The lack of re-clocking support for GeForce GTX 900 “Maxwell” GPUs and newer, which results in the NVIDIA GPUs being constrained to operating at their low boot-clock speeds, continues to be the major Nouveau barrier on the kernel driver side. For GTX 900 series graphics cards and newer, the Nouveau performance is in terrible shape. The GTX 600/700 series are getting on in years and may be manually re-clocked to their ideal clock frequencies by interested users using the command-line. Both the OpenGL and Vulkan Nouveau performance will continue to suffer significantly until this is resolved, and ultimately the PMU firmware issue complicating these efforts.

Anyone interested in following the development of the Nouveau NVK project can do so by visiting Nouveau’s Mesa NVK branch, where it is now centralised. This week, Jason Ekstrand with Collabora has been particularly busy in bringing up this Vulkan driver. Ekstrand will be a great contributor to NVK because he was one of the first developers when Intel started their ANV open source Vulkan driver and sustained that effort for years while still employed by the firm.

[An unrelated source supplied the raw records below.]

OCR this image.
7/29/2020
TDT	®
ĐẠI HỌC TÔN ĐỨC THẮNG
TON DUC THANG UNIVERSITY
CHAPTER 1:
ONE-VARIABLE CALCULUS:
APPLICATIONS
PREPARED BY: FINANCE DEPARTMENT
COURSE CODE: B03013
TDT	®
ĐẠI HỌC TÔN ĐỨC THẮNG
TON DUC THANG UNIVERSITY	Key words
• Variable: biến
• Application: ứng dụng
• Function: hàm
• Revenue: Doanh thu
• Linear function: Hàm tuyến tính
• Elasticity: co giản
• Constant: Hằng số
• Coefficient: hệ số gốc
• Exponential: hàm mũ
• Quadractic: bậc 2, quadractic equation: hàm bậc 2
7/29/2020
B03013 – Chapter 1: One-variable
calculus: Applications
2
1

This week, NVK saw the inclusion of more format capabilities, Maxwell fixes, zeroing of client memory objects, support for creating linear images, numerous bug patches, and a number of other improvements. We can only hope that NVK development keeps moving forward at full-speed so that it will be prepared for Linux gamers by the time the Nouveau DRM re-clocking issue is resolved, most likely through NVIDIA GSP (GPU System Processor) integration.